Lloyds Banking Group [LLOY] has been embroiled in PR misadventures over the last few weeks, but despite the controversy the company’s stock has remained relatively buoyant.
The share price is up by 29.22% year-to-date and a further 31.72% on December’s year-long nadir of 50.03p. It currently trades around 65.90p.Lloyds 1-year share price performance, CMC Markets, 24 April 2019
Recent issues began when a staff union body called in to question the bank’s chief executive António Horta-Osório’s salary, which led to his generous pension scheme being cut by about £3,000 to £73,200 this year, a move that was denounced as an “obscene piece of symbolism”.
Now, Lloyds’ COO Juan Colombas, who receives a pension allowance worth 25% of his £779,000 annual salary, might be forced to do the same after another alert was sent to shareholders from the trade body Investment Association.
Investors’ concerns over these handouts that are grossly out of line with the workforce’s pension pots have emerged as one of the leading issues heading into the UK’s annual general meetings next month.
The Investment Association will review Lloyds’ arrangements over the next few weeks before its annual meeting on 16 May.
Investment metrics remain robust
Despite these headwinds, the bank’s hefty £46.8b in market value and relatively low price-to-earnings (P/E) ratio of 11.89, could make Lloyds one of the smarter investments in today’s market.
The P/E ratio is in line with competitors such as Standard Life Aberdeen’s [SLA] 9.52, Bank of America’s [BCA] 11.16 and HSBC’s [HSBC] 13.98, and is much cheaper than Standard Chartered’s [STAN] 36.22.
Standard Chartered's P/E ratio
While there are broader issues of trust in the top echelons of the investment bank, the company’s stock’s beta rating is extremely low, 0.69, giving investors little unsystematic risk, or at least less risk than the wider market.
What’s more is the opportunity Lloyds presents for consistent dividend income – shares offer a 5.06% forward annual dividend yield at a payout ratio of 56.73%. The company has grown its dividend by 13.33% over the last 12 months, according to Reuters.
As a result, the bank has remained a buy stock for most analysts, however the Bank of America Merrill Lynch did downgrade its rating from buy on April 18 on the basis that the stock was underperforming.
|PE ratio (TTM)||11.89|
|Quarterly revenue growth (YoY)||-9.40%|
Lloyds stock vitals, Yahoo finance, 24 April 2019
In addition, a recent report by Deutsche Bank [DBK] set Lloyds’ share price target to 68p, with adjusted earnings per share (EPS) estimates for 2018 trimmed by 3% to £5.5bn, and by a further 6% in 2019 to £5.2bn, and another 4% in 2020 to £5.4bn.
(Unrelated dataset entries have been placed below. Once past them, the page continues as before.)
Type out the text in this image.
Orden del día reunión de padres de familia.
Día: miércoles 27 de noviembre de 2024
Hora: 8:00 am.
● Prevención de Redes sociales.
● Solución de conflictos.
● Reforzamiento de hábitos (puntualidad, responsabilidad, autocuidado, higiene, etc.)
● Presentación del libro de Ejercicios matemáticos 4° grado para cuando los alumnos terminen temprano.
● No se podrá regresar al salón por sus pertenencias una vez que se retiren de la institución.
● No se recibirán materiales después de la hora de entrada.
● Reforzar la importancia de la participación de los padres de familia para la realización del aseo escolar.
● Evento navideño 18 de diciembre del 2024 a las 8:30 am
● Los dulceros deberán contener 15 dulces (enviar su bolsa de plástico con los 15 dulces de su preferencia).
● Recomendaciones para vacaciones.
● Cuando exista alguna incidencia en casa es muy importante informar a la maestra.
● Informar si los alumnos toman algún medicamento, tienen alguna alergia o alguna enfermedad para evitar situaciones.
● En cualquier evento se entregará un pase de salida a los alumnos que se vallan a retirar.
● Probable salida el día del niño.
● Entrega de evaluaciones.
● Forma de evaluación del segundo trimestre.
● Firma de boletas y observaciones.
The report says: “This is primarily driven by higher remediation cost assumptions, higher loan loss assumptions, and higher minority charges. Given lower earnings, lower PE multiple assumptions in our (sum of the parts valuation) and a higher cost of equity our target price falls from 77p to 68p. With 26% upside we retain our ‘buy’ rating. Each 1% higher cost of equity lowers our target price by 5p.”
While the stock is up 27% YTD, it’s a massive 90% off its all-time highs that were reached prior to the financial crash, making the stock a long-term play for investors. It was however up 2.74% last week, outperforming the benchmark FTSE 100 Index, which over the same period of time grew 2.44% to 7459.88p.
Brexit headwinds persist
Lloyds has been subject to a steady force of macro headwinds, namely the uncertainty still surrounding Brexit, for some time now and given the companies strictly UK focus, it is more at risk than any other UK bank.
Lloyds’ UK focus is perhaps best conveyed by the simple fact that, in their 2018 annual report, they did not provide analysis on non-UK activities due to a reduction in the group’s activities in other regions.
The FTSE 100 group is scheduled to update investors on its first-quarter performance on 2 May, followed by the lender’s annual general meeting on 16 May.